The sensor can be coated with almost any material, as long as it can be applied as a thin (nm range), homogenous layer firmly attached to the underlying surface. The layer thickness can vary between nanometers and micrometers, depending on the viscoelastic properties of the applied material. Q-Sense offers pre-coated sensors with e.g., gold, Ti, SiO2, AlO3, stainless steel, hydroxyapatite, polystyrene and biotin. Several other materials are also available, e.g., most metals, metal oxides or spin-coated polymers.

• What is the maximum thickness of an applied/adsorbed film?
The maximum thickness of a coating depends on the viscoelasticity of the coating and may vary from a couple of hundred nanometers to a few micrometers. The more rigid the layer, the thicker the layer can be. It is always possible to contact Q-Sense to make a request for new surfaces.

• What is the detection range from the surface?
The detection range varies from nanometers to micrometers, depending on the viscoelasticity of the applied film. In pure water, the detection range is approximately 250 nm. Applying a very rigid film, such as a metal, still allows the same detection range in water. This means that the measurement principle is not affected when a thin film is coated on the surface prior to taking measurements. Compared to optical methods, the detection range of QCM-D is its main advantage. Consider, for example, polyelectrolyte multilayers several hundred nanometers thick. These are easily sensed by QCM-D.

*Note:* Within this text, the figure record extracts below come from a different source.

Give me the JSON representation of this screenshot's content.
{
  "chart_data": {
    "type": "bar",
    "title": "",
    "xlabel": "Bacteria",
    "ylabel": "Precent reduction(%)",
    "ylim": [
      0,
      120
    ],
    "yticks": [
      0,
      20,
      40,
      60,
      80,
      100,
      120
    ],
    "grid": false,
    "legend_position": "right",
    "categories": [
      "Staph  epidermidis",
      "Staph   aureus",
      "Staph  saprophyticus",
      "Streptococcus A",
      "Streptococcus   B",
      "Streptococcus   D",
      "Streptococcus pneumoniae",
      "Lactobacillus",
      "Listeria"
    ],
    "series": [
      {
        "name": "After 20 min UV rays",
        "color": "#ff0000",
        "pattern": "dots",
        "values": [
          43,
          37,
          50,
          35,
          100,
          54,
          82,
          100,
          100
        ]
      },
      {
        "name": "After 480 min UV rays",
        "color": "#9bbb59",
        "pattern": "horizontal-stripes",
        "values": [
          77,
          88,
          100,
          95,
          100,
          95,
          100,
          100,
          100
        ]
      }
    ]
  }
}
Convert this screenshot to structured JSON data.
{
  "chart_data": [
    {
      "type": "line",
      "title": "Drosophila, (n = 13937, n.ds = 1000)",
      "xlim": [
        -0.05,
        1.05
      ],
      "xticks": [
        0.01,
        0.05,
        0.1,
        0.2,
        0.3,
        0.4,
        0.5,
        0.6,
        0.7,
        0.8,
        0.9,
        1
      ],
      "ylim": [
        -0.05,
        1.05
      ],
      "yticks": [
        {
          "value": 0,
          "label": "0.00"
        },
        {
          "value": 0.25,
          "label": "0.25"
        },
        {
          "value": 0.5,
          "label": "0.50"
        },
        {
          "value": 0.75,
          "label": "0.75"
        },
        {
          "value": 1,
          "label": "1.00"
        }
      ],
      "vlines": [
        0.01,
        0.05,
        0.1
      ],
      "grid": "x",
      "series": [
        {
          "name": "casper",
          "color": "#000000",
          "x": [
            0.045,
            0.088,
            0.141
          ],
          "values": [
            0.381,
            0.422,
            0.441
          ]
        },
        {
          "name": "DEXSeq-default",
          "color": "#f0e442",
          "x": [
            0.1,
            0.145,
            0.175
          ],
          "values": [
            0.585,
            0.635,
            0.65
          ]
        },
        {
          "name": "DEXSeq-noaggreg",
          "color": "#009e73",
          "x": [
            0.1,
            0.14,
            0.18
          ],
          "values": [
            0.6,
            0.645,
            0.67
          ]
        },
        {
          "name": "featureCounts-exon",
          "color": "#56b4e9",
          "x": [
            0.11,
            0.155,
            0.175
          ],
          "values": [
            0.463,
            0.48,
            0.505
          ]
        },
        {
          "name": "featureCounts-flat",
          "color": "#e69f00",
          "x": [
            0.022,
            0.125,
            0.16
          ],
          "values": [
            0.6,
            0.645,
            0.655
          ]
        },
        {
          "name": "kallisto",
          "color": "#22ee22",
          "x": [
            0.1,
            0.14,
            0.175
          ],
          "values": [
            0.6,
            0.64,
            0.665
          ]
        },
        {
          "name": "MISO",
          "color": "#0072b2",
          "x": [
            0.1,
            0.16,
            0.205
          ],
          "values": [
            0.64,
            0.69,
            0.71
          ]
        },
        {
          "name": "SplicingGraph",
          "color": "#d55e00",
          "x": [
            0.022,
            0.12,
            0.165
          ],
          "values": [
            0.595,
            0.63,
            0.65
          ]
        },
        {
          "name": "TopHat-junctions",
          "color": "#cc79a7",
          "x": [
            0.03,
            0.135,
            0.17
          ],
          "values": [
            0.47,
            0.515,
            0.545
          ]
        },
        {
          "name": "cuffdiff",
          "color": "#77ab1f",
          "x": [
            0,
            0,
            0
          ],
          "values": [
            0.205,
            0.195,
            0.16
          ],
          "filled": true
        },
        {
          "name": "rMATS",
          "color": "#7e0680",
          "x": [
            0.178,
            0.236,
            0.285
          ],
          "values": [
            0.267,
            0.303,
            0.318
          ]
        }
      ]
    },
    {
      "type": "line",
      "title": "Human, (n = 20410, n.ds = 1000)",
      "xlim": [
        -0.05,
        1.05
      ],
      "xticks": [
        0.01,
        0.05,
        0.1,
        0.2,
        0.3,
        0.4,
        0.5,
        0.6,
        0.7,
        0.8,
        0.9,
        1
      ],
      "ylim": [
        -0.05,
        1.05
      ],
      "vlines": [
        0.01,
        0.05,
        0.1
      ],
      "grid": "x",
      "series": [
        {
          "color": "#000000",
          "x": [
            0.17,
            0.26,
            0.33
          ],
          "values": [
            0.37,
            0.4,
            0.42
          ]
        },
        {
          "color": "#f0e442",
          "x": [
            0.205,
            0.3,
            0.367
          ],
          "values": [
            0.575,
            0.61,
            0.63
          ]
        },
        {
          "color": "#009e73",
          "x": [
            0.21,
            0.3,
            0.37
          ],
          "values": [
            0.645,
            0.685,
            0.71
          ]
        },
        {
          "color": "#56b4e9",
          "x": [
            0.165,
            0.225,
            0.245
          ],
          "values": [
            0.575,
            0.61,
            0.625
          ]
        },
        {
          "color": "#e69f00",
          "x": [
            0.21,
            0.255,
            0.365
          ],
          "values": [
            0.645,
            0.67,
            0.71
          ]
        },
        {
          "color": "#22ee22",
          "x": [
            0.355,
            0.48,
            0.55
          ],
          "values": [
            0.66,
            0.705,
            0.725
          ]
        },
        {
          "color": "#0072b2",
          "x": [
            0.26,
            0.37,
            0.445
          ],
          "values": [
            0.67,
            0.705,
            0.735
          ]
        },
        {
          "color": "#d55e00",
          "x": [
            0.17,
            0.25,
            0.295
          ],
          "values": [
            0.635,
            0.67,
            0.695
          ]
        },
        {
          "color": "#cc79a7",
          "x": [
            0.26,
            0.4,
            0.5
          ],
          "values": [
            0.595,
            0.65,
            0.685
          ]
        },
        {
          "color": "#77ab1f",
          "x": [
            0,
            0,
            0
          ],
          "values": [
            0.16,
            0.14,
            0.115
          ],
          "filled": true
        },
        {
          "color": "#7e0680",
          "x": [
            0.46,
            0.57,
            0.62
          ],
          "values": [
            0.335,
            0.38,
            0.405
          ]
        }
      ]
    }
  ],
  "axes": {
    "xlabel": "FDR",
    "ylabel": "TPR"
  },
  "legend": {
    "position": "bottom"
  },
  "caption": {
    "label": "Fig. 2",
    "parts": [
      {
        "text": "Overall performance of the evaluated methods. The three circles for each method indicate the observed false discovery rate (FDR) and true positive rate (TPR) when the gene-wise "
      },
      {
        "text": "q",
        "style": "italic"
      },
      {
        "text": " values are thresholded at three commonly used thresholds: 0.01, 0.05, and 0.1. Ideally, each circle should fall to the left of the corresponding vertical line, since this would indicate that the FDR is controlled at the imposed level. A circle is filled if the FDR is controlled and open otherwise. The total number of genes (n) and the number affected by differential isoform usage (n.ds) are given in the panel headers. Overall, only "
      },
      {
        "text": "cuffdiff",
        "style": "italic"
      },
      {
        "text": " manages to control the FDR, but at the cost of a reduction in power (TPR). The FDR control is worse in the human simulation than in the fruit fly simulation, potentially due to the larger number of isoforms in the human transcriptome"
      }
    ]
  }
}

• What is the temperature range of Q-Sense instruments?
Proper temperature stabilization and function of the chamber can be obtained at temperatures between 15°C (59°F) and 65°C (149°F) when the instrument is at normal room temperature around 20ºC. However, the Q-Sense High Temperature Chamber enables temperature control between 4°C (39.2°F) and 150°C (302°F).The stability of the actual temperature is +/- 0.02 K at 25°C.

• How large is the sensor area?
The standard sensor has a diameter of 14 mm. Because the sensor is most sensitive in the center, it is important to ensure that the same reaction is taking place over the entire surface in order to compare measurements, i.e., that your sample forms a homogeneous film.

• How many times can the sensor crystal be reused?
This depends on the application and the possibility of cleaning the sensor. If only mild cleaning conditions are needed and the application is insensitive to increased surface roughness, a sensor can be used for numerous experiments. However, for certain applications a standard surface can be used only once.

• What sample volumes are needed?
The volume above the sensor is 40 µl with the Q-Sense E4. With the E4, the total volume needed from inlet to outlet is about 150 µl.

• What fluids can I use?
Many different fluids including water, inorganic salt solutions, alcohols, and organic media (even e.g., hexane and toluene) can be used. Except for the titanium wall of the chamber, the fluid is exposed to tubing and O-rings that can easily be changed for different types of measurements (the so called high resistant kit). Check chemical compatibility charts for details.